As I'm not aware of how CSV-import should handle escaped special characters, I'm unsure if this is a bug.
Comment 2 bfoman (inactive) 2013-03-22 10:32:05 UTC
Changed Summary to reflect real issue in the report.
Comment 3 gmolleda 2013-04-05 05:57:19 UTC
Confirmed error in LibreOffice Calc 4.0.1.2

Using menu Insert - Sheet From File...

If you create with text editor the file with text:
1<TAB>"text with <NEWLINE ENTER>
a newline character in text before close"<TAB>3

Save text, I have a newline into text field, the text field is with "

Insert this file in calc and you will see that the <new line> into "..." change the row and break the text field.

The error:
   A                                           B               C
1  1                                           text with
2  a newline character in text before close"   3

when the correct behaviour must be:
   A             B                                                 C
1  1             text with                                         3
                 a newline character in text before close
2
Comment 4 niknah 2013-04-24 00:30:16 UTC
In most other spreadsheets double quotes in .csv files are saved as ""

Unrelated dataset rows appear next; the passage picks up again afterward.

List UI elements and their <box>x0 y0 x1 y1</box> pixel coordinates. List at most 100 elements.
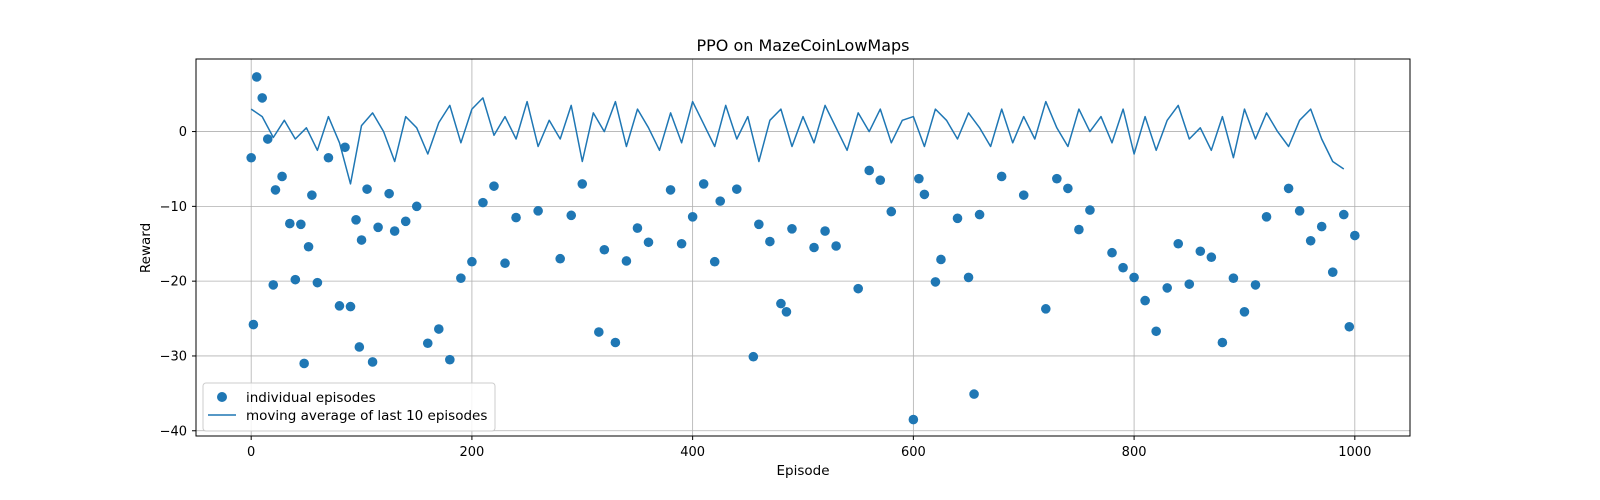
episode-point <box>277 171 287 182</box>
episode-point <box>307 190 317 200</box>
episode-point <box>676 238 687 249</box>
plot-frame <box>195 58 1411 437</box>
episode-point <box>400 216 411 227</box>
episode-point <box>914 173 924 184</box>
episode-point <box>809 242 819 253</box>
chart-title: PPO on MazeCoinLowMaps <box>697 36 910 55</box>
episode-point <box>820 226 830 236</box>
episode-point <box>1173 238 1184 249</box>
episode-point <box>354 342 365 352</box>
episode-point <box>1228 273 1239 283</box>
episode-point <box>1327 267 1338 277</box>
episode-point <box>334 301 345 311</box>
episode-point <box>248 319 259 330</box>
y-tick-label: −10 <box>160 200 187 215</box>
episode-point <box>422 338 433 349</box>
episode-point <box>1305 235 1316 246</box>
grid-lines <box>196 59 1410 436</box>
x-tick-label: 600 <box>901 445 926 460</box>
legend-box <box>202 382 496 432</box>
episode-point <box>434 324 444 334</box>
x-tick-label: 400 <box>680 445 705 460</box>
episode-point <box>1338 209 1349 220</box>
episode-point <box>787 223 797 234</box>
legend-label-moving-average: moving average of last 10 episodes <box>246 408 487 424</box>
episode-point <box>467 256 477 267</box>
episode-point <box>698 179 709 189</box>
episode-point <box>1261 212 1272 222</box>
episode-point <box>511 212 521 223</box>
episode-point <box>1129 272 1139 283</box>
episode-point <box>555 253 565 264</box>
episode-point <box>1151 326 1161 337</box>
episode-point <box>765 236 775 247</box>
episode-point <box>362 184 372 194</box>
episode-point <box>456 273 466 283</box>
episode-point <box>632 223 643 233</box>
episode-point <box>367 357 378 367</box>
moving-average-series <box>250 97 1345 185</box>
episode-point <box>389 226 400 236</box>
episode-point <box>665 185 676 195</box>
x-axis-label: Episode <box>776 463 829 479</box>
episode-point <box>1195 246 1206 257</box>
y-axis-ticks: 0 −10 −20 −30 −40 <box>160 125 196 439</box>
episode-point <box>1074 224 1084 235</box>
episode-point <box>478 197 488 208</box>
x-axis-ticks: 0 200 400 600 800 1000 <box>247 436 1371 460</box>
episode-point <box>533 206 543 216</box>
y-tick-label: −40 <box>160 424 187 439</box>
episode-point <box>566 210 577 221</box>
x-tick-label: 0 <box>247 445 255 460</box>
episode-point <box>963 272 974 283</box>
episode-point <box>299 358 309 369</box>
episode-point <box>864 165 875 176</box>
episode-point <box>268 280 279 290</box>
episode-point <box>886 206 897 217</box>
episode-point <box>709 256 720 267</box>
episode-point <box>1217 337 1228 348</box>
episode-point <box>1162 283 1172 293</box>
episode-point <box>1118 262 1128 273</box>
episode-point <box>1294 206 1305 216</box>
episode-point <box>1018 190 1029 200</box>
episode-point <box>908 414 919 425</box>
episode-scatter-series <box>246 72 1360 425</box>
episode-point <box>687 212 698 222</box>
episode-point <box>1350 230 1360 241</box>
episode-point <box>919 189 930 200</box>
y-tick-label: 0 <box>179 125 187 140</box>
episode-point <box>296 219 306 230</box>
legend-scatter-marker <box>217 392 227 402</box>
episode-point <box>285 218 295 229</box>
episode-point <box>853 283 863 294</box>
episode-point <box>748 351 759 362</box>
episode-point <box>1140 295 1150 306</box>
episode-point <box>875 175 886 185</box>
episode-point <box>643 237 654 248</box>
episode-point <box>831 241 841 251</box>
episode-point <box>356 235 367 245</box>
episode-point <box>323 152 334 163</box>
episode-point <box>599 244 610 255</box>
episode-point <box>270 185 281 195</box>
episode-point <box>1239 307 1250 317</box>
episode-point <box>500 258 510 269</box>
episode-point <box>731 184 742 194</box>
episode-point <box>1184 279 1195 289</box>
episode-point <box>754 219 764 230</box>
legend-label-episodes: individual episodes <box>246 390 376 406</box>
episode-point <box>1052 173 1062 184</box>
episode-point <box>246 152 256 163</box>
episode-point <box>1063 183 1073 194</box>
episode-point <box>1085 205 1095 215</box>
episode-point <box>1107 247 1117 258</box>
episode-point <box>621 256 632 266</box>
y-axis-label: Reward <box>138 223 154 273</box>
episode-point <box>373 222 383 233</box>
episode-point <box>489 181 499 191</box>
episode-point <box>969 389 979 399</box>
episode-point <box>930 277 941 287</box>
episode-point <box>411 201 422 212</box>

http://en.wikipedia.org/wiki/Comma-separated_values  (basic rules section)
http://tools.ietf.org/html/rfc4180 (section 2.7)

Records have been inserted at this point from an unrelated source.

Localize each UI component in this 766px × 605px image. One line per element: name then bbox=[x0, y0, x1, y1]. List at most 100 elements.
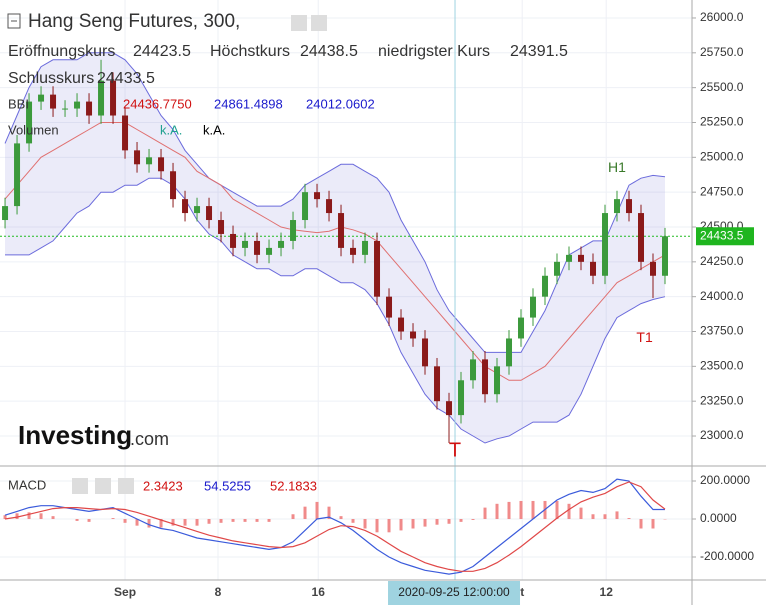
candle-body bbox=[482, 359, 489, 395]
candle-body bbox=[554, 261, 561, 276]
candle-body bbox=[182, 199, 189, 214]
histogram-bar bbox=[51, 516, 55, 520]
histogram-bar bbox=[507, 501, 511, 520]
histogram-bar bbox=[567, 503, 571, 520]
histogram-bar bbox=[207, 519, 211, 524]
histogram-bar bbox=[423, 519, 427, 527]
histogram-bar bbox=[291, 514, 295, 520]
histogram-bar bbox=[183, 519, 187, 526]
settings-icon[interactable] bbox=[95, 478, 111, 494]
histogram-bar bbox=[87, 519, 91, 522]
candle-body bbox=[506, 338, 513, 367]
candle-body bbox=[458, 380, 465, 416]
close-icon[interactable] bbox=[118, 478, 134, 494]
candle-body bbox=[518, 317, 525, 339]
histogram-bar bbox=[315, 501, 319, 520]
candle-body bbox=[638, 213, 645, 262]
text-layer: Hang Seng Futures, 300, Eröffnungskurs 2… bbox=[7, 10, 754, 605]
candle-body bbox=[110, 80, 117, 116]
candle-body bbox=[134, 150, 141, 165]
y-tick-label: 200.0000 bbox=[700, 473, 750, 487]
candle-body bbox=[38, 94, 45, 102]
histogram-bar bbox=[387, 519, 391, 533]
candle-body bbox=[602, 213, 609, 276]
candle-body bbox=[446, 401, 453, 416]
x-tick-label: 8 bbox=[215, 585, 222, 599]
macd-value: 54.5255 bbox=[204, 478, 251, 493]
candle-body bbox=[230, 233, 237, 248]
collapse-icon[interactable] bbox=[7, 13, 21, 29]
histogram-bar bbox=[447, 519, 451, 524]
candle-body bbox=[98, 80, 105, 116]
candle-body bbox=[494, 366, 501, 395]
histogram-bar bbox=[435, 519, 439, 525]
histogram-bar bbox=[351, 519, 355, 523]
volume-value: k.A. bbox=[160, 122, 182, 137]
bb-label: BBI bbox=[8, 96, 29, 111]
y-tick-label: 24750.0 bbox=[700, 184, 744, 198]
histogram-bar bbox=[231, 519, 235, 522]
histogram-bar bbox=[255, 519, 259, 522]
candle-body bbox=[14, 143, 21, 207]
histogram-bar bbox=[411, 519, 415, 529]
volume-value: k.A. bbox=[203, 122, 225, 137]
candle-body bbox=[266, 247, 273, 255]
y-tick-label: 23500.0 bbox=[700, 359, 744, 373]
high-value: 24438.5 bbox=[300, 43, 358, 60]
histogram-bar bbox=[363, 519, 367, 529]
histogram-bar bbox=[39, 513, 43, 520]
candle-body bbox=[434, 366, 441, 402]
histogram-bar bbox=[267, 519, 271, 522]
bollinger-upper bbox=[4, 52, 666, 353]
open-label: Eröffnungskurs bbox=[8, 43, 115, 60]
grid-layer bbox=[0, 0, 692, 580]
candle-body bbox=[650, 261, 657, 276]
histogram-bar bbox=[627, 518, 631, 520]
histogram-bar bbox=[243, 519, 247, 522]
candle-body bbox=[398, 317, 405, 332]
candle-body bbox=[566, 254, 573, 262]
candle-body bbox=[122, 115, 129, 151]
low-value: 24391.5 bbox=[510, 43, 568, 60]
y-tick-label: 23000.0 bbox=[700, 428, 744, 442]
watermark: Investing bbox=[18, 420, 132, 450]
x-tick-label: Sep bbox=[114, 585, 136, 599]
candle-body bbox=[590, 261, 597, 276]
y-tick-label: 0.0000 bbox=[700, 511, 737, 525]
eye-icon[interactable] bbox=[291, 15, 307, 31]
settings-icon[interactable] bbox=[311, 15, 327, 31]
candle-body bbox=[338, 213, 345, 248]
bb-lower-value: 24012.0602 bbox=[306, 96, 375, 111]
marks-layer bbox=[0, 0, 692, 580]
y-tick-label: 24250.0 bbox=[700, 254, 744, 268]
crosshair-date-label: 2020-09-25 12:00:00 bbox=[398, 585, 510, 599]
histogram-bar bbox=[603, 514, 607, 520]
macd-hist-value: 2.3423 bbox=[143, 478, 183, 493]
annotation: T1 bbox=[636, 329, 653, 345]
eye-icon[interactable] bbox=[72, 478, 88, 494]
candle-body bbox=[242, 240, 249, 248]
histogram-bar bbox=[339, 516, 343, 520]
y-tick-label: 25000.0 bbox=[700, 149, 744, 163]
candle-body bbox=[326, 199, 333, 214]
histogram-bar bbox=[639, 519, 643, 529]
current-price-box bbox=[696, 227, 754, 246]
histogram-bar bbox=[399, 519, 403, 531]
candle-body bbox=[146, 157, 153, 165]
histogram-bar bbox=[591, 514, 595, 520]
histogram-bar bbox=[15, 513, 19, 520]
x-tick-label: t bbox=[520, 585, 524, 599]
low-label: niedrigster Kurs bbox=[378, 43, 490, 60]
chart-title: Hang Seng Futures, 300, bbox=[28, 11, 240, 32]
candle-body bbox=[218, 220, 225, 234]
macd-line bbox=[4, 481, 666, 572]
histogram-bar bbox=[327, 506, 331, 520]
candle-body bbox=[290, 220, 297, 241]
candle-body bbox=[62, 108, 69, 110]
bollinger-fill bbox=[5, 52, 665, 444]
histogram-bar bbox=[147, 519, 151, 528]
candle-body bbox=[158, 157, 165, 172]
histogram-bar bbox=[495, 503, 499, 520]
histogram-bar bbox=[531, 500, 535, 520]
bollinger-lower bbox=[5, 177, 666, 444]
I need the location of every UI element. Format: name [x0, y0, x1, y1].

At the moment I can't see anyway to open up .csv files with values in double quotes.  The only way I can think of is to convert them into unicode double quotes.
Comment 5 Alex Thurgood 2015-01-03 17:40:47 UTC Comment hidden (no-value)
Comment 6 QA Administrators 2016-01-17 20:03:57 UTC Comment hidden (obsolete)
Comment 7 QA Administrators 2017-03-06 14:19:24 UTC Comment hidden (obsolete)
Comment 8 Buovjaga 2018-06-22 12:20:06 UTC
*** Bug 118007 has been marked as a duplicate of this bug. ***
Comment 9 QA Administrators 2019-06-23 02:51:46 UTC Comment hidden (obsolete)
Comment 10 Josep Lladonosa 2019-10-15 07:13:23 UTC
(In reply to Sander Bol from comment #0)
> Created attachment 67324 [details]
> An example file containing a reduced test case.
> 
> Problem description: 
> Loading a CSV file that contains the field delimiter (ie: semicolon) within
> a text field (ie: double quotes) should ignore the field delimiter. It is
> placed within the text-delimiters to indicate it is part of the text string,
> and should therefore not be treated as a field delimiter.
> 

I confirm that this bug is still present in LO 6.3.2.2.

Perhaps the whole module should be reviewed in order to take into consideration

https://www.rfc-editor.org/info/rfc4180

This would solve some of the comments here.